Further, and when it comes to the use of such medical instruments, the patients usually are in an isolated water closet undergoing what is essentially a very private proceeding. At the same time, these women patients can have diminished mobility--and sometimes perceptive capacity--to effect the desired mixing. This being the case, the required temperature at the discharge must be precisely and exactly controlled on essentially a default basis with either minimal patient attention or even no patient attention.

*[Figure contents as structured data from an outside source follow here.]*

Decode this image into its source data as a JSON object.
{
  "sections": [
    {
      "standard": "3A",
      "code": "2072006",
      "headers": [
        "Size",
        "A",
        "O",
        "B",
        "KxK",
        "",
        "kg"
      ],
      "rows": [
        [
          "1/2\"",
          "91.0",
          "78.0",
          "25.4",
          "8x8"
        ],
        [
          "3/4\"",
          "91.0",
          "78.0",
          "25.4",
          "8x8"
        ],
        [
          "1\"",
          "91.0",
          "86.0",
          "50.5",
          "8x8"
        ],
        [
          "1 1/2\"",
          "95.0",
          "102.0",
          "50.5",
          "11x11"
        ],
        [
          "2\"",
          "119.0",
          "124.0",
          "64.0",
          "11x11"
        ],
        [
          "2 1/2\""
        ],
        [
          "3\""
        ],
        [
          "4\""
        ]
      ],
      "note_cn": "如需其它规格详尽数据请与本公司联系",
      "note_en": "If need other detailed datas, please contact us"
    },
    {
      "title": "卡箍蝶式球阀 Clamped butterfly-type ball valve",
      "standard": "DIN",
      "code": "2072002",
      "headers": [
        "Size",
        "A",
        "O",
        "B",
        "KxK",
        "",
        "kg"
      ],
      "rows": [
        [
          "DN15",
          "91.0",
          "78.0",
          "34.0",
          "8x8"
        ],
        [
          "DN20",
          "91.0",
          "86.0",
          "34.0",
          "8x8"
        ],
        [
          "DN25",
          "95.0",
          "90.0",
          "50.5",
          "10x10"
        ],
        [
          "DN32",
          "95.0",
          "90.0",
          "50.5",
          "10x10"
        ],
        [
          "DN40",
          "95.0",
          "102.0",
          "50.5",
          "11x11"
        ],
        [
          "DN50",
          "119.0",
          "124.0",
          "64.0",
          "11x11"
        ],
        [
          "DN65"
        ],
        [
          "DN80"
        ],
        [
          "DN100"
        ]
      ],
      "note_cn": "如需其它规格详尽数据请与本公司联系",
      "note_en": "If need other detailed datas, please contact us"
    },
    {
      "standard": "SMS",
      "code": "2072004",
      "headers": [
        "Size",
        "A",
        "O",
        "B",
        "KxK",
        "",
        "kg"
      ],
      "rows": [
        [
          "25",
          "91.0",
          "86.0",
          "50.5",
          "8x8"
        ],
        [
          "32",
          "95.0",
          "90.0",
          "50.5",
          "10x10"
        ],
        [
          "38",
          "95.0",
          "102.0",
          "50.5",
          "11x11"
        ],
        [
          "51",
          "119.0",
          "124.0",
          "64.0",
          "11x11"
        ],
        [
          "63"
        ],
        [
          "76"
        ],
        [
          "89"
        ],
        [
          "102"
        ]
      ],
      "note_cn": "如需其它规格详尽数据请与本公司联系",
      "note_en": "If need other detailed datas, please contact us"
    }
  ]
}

Other applications exist where water or fluid temperature must be precisely control]ed. Such applications can include recirculating chemical baths utilized in certain chemical processes--especially those chemical baths utilized for treating electronic products such a micro chips and printed circuit boards. Indeed, it would be desirable to have at many sources a precisely controlled temperature outflow of water or other liquid which did not necessitate the remote heating and mixing of volumes of water. Further, and as to all such outflows, the achieving of steady state flow rates at precise temperatures at outflow points within a small time period is desirable.
So-called "flow through" heaters are known. Specifically, such heaters contain a heating element and channel passing water through the unit in a "single" pass. In a commonly known combination, water is routed about a heater element in a U-shaped flow path. The water is heated in a single pass about the heating element. Water is thereafter directly routed to the flow destination.
Controllers known for such single pass water heaters work on the well known thermodynamic "enthalpy" equation. By understanding the temperature of the water into the heater, the desired temperature of the water out to the source to be heated, and the precise flow rate of the water through the system, temperatures can be controlled.
Controllers using the enthalpy principle have at least two disadvantages. First, all such controllers tend to be subject to "overshoot", that is a tendency at one time or another to exceed the programmed "set point" temperature of the thermostat. In one known device, water heating is controlled by limiting current into the single pass water heater by incrementally adjusting the phase angle input to the single pass electrical heater from alternating current. This device, when initially turned on, commonly overshoots the desired "set point" temperature limit.
Secondly, such devices commonly include flow meters to calculate the energy required for precise temperature control. These flow meters themselves are expensive--making the costs of such devices not practicable.